Durch dessen e-Moll-Trio weht also der Zauber von Sanssouci. Zugleich kann man im ersten Satz ein Echo auf das Musicalische Opfer des Vaters hören. Deutlich folgt dieses Allegretto im Zweiertakt dem Vorbild des zweiten Satzes aus der Triosonate im Musicalischen Opfer. Ähnliche melodische und harmonische Wendungen erinnern ebenso an das berühmte Vorbild wie der weiträumige Aufbau und die spannungsreiche Verzahnung der drei Stimmen. Der Mittelsatz ist ein idyllische Andante im Dreiertakt, das nach C-Dur ausweicht – eine Sommermusik aus Sanssouci. Im Finale spürt man wieder den langen Arm des Thomaskantors: Den Anfang übernahm Carl Philipp aus dem Finale der d-Moll-Orgeltriosonate seines Vaters – Dreiertakt, absteigender Bass, die gleiche melodische Wendung zu Beginn. Dank zahlreicher Synkopen und punktierter Rhythmen geht der Satz dann aber eigene Wege – die eigenwilligen Wege des Berliner Bachsohnes.

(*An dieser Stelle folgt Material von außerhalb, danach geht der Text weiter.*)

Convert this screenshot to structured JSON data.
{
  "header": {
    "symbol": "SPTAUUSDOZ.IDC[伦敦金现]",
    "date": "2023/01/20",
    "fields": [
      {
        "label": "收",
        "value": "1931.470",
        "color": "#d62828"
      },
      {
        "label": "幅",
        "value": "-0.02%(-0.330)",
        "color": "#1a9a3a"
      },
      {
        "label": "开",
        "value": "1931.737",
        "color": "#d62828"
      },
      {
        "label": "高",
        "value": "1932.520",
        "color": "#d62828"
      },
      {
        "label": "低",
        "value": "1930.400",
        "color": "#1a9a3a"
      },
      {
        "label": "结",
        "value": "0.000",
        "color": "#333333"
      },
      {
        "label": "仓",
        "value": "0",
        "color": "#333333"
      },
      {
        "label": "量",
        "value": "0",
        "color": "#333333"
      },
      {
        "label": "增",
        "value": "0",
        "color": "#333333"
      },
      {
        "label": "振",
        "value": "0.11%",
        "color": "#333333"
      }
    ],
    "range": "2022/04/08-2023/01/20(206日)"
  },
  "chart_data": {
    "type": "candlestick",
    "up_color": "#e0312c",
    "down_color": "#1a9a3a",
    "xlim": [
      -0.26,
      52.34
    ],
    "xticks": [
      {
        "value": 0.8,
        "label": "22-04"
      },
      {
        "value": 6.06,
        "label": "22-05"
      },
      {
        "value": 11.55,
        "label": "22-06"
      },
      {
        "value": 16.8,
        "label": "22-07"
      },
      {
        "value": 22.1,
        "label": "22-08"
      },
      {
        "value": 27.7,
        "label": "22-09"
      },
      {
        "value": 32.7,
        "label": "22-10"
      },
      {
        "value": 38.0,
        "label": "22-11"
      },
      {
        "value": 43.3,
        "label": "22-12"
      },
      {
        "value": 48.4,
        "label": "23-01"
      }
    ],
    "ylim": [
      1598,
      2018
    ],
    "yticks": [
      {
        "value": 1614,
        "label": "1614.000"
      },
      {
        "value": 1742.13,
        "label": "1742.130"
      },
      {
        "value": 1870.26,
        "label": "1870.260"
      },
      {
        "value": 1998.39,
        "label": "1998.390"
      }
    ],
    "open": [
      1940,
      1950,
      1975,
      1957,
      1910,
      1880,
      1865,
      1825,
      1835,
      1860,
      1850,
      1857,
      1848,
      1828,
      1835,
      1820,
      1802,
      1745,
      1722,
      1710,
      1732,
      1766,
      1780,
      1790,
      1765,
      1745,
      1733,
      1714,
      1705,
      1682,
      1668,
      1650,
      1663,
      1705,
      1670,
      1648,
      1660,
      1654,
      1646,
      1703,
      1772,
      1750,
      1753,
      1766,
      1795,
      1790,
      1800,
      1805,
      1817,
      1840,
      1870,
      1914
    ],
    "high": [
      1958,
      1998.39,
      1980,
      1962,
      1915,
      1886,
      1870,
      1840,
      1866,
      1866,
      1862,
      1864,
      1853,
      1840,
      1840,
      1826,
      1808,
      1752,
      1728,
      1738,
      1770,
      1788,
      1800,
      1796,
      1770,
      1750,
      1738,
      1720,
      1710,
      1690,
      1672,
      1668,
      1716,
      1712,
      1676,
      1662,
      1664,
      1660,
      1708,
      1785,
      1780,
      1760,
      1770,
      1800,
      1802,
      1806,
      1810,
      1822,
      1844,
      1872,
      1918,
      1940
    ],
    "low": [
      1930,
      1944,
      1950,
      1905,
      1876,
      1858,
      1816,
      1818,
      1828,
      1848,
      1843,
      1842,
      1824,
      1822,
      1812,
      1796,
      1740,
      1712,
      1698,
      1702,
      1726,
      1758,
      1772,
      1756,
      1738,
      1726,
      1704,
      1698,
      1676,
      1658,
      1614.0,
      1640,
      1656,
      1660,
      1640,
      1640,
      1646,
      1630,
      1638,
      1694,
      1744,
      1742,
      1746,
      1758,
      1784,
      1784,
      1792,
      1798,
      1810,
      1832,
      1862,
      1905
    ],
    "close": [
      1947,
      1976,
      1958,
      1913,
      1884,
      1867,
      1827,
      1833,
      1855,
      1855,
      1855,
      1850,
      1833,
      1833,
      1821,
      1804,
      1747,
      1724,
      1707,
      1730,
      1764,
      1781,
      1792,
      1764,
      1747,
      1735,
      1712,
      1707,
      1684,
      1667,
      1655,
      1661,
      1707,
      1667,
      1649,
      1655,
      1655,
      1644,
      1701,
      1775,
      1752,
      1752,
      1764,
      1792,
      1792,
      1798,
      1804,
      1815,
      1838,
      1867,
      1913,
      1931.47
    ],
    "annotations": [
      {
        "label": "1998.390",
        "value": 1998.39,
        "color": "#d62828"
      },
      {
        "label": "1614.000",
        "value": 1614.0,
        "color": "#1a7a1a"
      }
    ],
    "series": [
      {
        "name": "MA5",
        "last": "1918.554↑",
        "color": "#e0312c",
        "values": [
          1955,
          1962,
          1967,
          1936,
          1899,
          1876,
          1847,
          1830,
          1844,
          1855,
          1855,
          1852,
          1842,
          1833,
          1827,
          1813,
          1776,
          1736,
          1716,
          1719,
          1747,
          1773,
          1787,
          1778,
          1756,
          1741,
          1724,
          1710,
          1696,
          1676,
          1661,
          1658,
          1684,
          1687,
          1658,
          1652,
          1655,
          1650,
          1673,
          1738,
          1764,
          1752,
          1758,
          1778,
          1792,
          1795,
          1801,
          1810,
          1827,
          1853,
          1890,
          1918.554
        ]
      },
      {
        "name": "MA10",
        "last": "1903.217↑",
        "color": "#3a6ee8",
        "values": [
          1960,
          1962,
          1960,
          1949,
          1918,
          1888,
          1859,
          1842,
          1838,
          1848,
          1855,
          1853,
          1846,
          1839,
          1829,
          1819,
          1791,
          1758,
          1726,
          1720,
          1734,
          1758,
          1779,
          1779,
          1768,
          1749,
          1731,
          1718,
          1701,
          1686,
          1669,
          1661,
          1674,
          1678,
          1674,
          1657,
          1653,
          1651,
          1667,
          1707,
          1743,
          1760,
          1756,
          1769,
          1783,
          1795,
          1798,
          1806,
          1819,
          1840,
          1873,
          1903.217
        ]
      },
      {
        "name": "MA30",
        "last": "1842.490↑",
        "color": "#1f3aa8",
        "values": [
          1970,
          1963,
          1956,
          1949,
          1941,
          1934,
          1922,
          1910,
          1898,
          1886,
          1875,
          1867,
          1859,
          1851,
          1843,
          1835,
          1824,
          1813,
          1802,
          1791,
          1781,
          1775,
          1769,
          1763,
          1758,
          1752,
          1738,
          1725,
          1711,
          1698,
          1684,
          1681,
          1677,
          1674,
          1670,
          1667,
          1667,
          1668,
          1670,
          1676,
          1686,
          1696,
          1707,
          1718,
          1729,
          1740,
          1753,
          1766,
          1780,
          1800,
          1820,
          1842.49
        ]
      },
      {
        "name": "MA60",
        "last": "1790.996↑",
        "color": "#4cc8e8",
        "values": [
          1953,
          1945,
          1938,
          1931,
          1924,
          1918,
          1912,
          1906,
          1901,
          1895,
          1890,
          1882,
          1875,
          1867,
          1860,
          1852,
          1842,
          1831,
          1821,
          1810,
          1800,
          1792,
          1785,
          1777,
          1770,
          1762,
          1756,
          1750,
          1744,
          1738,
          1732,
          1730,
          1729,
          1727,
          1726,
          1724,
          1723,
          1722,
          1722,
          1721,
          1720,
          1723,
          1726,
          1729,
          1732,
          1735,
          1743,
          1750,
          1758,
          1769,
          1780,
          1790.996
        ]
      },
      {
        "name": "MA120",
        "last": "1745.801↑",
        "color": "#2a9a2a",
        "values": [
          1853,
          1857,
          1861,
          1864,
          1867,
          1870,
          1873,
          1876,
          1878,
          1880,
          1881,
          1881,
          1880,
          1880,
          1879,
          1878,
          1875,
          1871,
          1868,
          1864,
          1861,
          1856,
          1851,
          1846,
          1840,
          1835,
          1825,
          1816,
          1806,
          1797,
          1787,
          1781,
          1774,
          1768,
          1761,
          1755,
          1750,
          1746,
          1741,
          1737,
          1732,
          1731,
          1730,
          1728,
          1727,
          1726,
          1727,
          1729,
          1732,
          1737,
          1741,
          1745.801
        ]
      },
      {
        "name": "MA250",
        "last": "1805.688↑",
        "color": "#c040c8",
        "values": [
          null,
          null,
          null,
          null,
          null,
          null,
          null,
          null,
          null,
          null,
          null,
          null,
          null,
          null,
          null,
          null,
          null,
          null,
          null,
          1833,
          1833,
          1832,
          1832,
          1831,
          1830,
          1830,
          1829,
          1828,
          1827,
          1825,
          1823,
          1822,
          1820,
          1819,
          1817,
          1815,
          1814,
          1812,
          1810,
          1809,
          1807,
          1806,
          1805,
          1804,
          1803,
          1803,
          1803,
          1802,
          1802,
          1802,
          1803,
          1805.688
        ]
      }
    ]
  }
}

Die Werkverzeichnis-Nummer „Wq 155“ weist übrigens auf so genannte „Wotquenne-Verzeichnis“ hin: 1905 legte der Belgier Alfred Wotquenne, Bibliothekar am Brüsseler Konservatorium, sein „Thematisches Verzeichnis der Werke von Carl Philipp Emanuel Bach“ vor – immerhin 45 Jahre, bevor das erste „Bachwerkeverzeichnis“ für die Musik Johann Sebastian Bachs erschien. Jene Werkliste nennt man heute noch das „Wotquenne-Verzeichnis“ (abgekürzt Wq), während das Wort „Bachwerkeverzeichnis“ (BWV) für Vater Bach reserviert blieb.